Does this just run the set that comes with it? My son is already looking at other O gauge engines and I need to know if he will need another transformer to run another engine. Thanks!!


----------



## Big Ed (Jun 16, 2009)

train100102 said:


> Does this just run the set that comes with it? My son is already looking at other O gauge engines and I need to know if he will need another transformer to run another engine. Thanks!!


One at a time?

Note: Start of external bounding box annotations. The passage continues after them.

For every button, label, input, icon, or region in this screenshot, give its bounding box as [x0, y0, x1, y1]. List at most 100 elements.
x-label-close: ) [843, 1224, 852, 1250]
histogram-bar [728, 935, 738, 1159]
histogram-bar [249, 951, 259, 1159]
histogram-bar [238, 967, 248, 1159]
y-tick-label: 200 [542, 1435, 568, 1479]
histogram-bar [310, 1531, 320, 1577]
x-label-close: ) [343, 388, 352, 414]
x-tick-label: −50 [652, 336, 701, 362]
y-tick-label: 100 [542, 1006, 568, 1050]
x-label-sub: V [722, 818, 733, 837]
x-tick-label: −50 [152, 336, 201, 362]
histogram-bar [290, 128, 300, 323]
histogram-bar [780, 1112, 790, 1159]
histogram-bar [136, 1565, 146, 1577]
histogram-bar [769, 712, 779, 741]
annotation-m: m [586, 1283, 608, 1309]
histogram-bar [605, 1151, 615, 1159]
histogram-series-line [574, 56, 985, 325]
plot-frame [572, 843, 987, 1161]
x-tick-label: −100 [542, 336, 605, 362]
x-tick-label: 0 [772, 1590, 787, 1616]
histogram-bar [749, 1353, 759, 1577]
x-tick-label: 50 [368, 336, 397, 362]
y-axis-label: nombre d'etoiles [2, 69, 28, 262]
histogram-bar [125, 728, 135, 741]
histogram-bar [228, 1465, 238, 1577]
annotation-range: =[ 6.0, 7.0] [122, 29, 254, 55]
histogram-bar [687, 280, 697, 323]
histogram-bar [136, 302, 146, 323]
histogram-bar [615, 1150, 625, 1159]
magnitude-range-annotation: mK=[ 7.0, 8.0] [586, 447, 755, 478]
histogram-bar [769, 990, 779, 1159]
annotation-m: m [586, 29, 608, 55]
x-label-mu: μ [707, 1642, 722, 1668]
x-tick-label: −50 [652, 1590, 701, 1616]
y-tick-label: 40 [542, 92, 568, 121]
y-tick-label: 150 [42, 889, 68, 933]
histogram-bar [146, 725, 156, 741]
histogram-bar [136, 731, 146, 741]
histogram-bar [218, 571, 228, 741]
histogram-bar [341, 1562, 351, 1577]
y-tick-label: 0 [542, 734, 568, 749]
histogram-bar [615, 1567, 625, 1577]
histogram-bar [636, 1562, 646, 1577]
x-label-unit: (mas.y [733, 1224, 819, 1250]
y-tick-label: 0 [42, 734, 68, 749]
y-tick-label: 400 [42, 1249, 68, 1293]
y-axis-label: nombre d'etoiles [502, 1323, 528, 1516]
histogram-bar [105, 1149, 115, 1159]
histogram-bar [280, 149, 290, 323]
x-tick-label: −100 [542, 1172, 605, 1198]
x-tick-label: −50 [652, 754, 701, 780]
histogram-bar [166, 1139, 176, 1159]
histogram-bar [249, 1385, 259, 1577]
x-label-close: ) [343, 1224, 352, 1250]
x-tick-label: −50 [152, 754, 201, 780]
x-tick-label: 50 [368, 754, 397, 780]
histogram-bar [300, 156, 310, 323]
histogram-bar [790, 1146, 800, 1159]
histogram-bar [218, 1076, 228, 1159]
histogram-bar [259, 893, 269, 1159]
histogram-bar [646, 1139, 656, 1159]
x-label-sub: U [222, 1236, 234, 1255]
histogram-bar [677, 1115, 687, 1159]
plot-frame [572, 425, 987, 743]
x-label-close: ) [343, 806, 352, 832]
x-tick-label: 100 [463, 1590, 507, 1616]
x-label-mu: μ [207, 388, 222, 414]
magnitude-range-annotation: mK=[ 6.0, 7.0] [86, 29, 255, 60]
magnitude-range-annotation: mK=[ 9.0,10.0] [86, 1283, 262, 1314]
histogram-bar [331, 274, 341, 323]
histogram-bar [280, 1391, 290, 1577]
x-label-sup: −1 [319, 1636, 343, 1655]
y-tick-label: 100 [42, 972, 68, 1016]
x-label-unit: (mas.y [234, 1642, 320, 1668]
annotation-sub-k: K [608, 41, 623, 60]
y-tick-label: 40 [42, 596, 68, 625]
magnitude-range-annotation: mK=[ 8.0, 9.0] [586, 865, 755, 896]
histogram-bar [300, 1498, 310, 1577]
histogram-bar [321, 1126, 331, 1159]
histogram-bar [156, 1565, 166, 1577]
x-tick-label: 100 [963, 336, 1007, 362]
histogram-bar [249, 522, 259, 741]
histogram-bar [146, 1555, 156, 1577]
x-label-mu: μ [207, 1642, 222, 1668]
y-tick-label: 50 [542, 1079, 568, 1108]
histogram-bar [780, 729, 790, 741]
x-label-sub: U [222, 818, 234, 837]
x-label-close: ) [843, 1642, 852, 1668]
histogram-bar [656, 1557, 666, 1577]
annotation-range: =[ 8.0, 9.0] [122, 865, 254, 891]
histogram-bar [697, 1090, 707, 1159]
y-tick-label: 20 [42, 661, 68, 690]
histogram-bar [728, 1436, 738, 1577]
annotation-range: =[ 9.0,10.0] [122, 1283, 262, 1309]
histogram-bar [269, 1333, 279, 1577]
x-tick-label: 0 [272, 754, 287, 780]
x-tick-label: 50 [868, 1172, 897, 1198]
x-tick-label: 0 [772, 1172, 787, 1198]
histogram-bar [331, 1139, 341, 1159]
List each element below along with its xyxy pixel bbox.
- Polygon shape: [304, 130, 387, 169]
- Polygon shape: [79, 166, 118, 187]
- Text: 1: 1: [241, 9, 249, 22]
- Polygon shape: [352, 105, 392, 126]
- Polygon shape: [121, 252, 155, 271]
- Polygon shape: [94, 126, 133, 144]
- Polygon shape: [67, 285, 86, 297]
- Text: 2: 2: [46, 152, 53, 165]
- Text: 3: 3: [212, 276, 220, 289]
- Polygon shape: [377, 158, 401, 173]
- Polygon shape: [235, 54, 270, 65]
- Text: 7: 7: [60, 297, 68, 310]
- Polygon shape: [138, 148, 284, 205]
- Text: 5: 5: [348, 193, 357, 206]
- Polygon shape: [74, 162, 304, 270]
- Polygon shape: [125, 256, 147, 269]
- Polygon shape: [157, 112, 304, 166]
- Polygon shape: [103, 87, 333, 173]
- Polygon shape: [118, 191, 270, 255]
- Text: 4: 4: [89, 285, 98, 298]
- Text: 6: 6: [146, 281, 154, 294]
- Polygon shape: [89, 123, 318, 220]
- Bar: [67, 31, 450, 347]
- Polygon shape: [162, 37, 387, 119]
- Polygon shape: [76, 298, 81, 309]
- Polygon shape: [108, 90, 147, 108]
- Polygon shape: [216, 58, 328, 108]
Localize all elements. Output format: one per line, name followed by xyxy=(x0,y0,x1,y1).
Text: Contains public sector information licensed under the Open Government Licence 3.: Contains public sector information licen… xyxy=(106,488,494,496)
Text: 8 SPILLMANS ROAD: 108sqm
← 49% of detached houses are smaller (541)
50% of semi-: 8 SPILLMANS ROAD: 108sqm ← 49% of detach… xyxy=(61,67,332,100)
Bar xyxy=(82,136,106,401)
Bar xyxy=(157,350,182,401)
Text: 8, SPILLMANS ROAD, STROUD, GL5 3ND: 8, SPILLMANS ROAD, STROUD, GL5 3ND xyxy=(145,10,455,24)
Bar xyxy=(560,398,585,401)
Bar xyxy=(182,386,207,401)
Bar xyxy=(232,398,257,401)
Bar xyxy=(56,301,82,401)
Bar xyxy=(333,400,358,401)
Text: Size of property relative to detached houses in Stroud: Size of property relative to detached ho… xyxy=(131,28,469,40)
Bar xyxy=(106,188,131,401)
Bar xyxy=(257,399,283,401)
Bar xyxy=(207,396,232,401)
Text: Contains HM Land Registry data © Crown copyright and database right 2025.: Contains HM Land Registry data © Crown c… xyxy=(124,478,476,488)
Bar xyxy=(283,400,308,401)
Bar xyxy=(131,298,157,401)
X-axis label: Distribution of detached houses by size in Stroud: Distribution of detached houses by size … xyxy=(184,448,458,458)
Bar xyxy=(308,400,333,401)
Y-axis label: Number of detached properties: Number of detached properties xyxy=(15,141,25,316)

That should handle any Lionel engine, that runs on AC current.


----------



## cottonx55 (Jul 12, 2010)

you will need another transformer if you are going to run both a the very same time to go with the one you have and i get conflicted stories about the older zw and kw and the new circuit board trains and if you use the fuse holder have a drawer full of 5 or 10 amp fuse for every time one derails pop go's a fuse but never the transformers they say many things and i have yet to fine really good help here at local hobby store about the old transformers with a modern breaker like dose it go off before circuits burn so i just get another new one take to good hobby store who knows what he's doing and but the in phase then you are suppose to be able to run two trains i think as mine a mess right now that 40 dollar cd mistake may not be a bad deal as i have made 450 dollars in bo-boo's but yea it will handled one at a time any transformer do that if big enough


----------



## tjcruiser (Jan 10, 2010)




----------



## Big Ed (Jun 16, 2009)

tjcruiser said:


>



I double you...........  ................>?


----------



## T-Man (May 16, 2008)

cottonx55 said:


> you will need another transformer if you are going to run both a the very same time to go with the one you have and i get conflicted stories about the older zw and kw and the new circuit board trains and if you use the fuse holder have a drawer full of 5 or 10 amp fuse for every time one derails pop go's a fuse but never the transformers they say many things and i have yet to fine really good help here at local hobby store about the old transformers with a modern breaker like dose it go off before circuits burn so i just get another new one take to good hobby store who knows what he's doing and but the in phase then you are suppose to be able to run two trains i think as mine a mess right now that 40 dollar cd mistake may not be a bad deal as i have made 450 dollars in bo-boo's but yea it will handled one at a time any transformer do that if big enough


Maybe you need a circuit breaker?
It all depends on what you want to run and which transformer to use. The old ones should not go with trains with boards because of their poor DC output. 
You need good diodes in modern transformers to have the sounds work as they are suppose to. This is my advice. It may work but I don't approve.


----------



## Big Ed (Jun 16, 2009)

train100102 said:


> Does this just run the set that comes with it? My son is already looking at other O gauge engines and I need to know if he will need another transformer to run another engine. Thanks!!



 T?

This was the original question.
Is his answer for another question?


----------



## x_doug_x (Jun 21, 2010)

my head hurts


----------



## T-Man (May 16, 2008)

His first sentance answers the question. His table has problems I got a private post.First I need to know more of what he has.


----------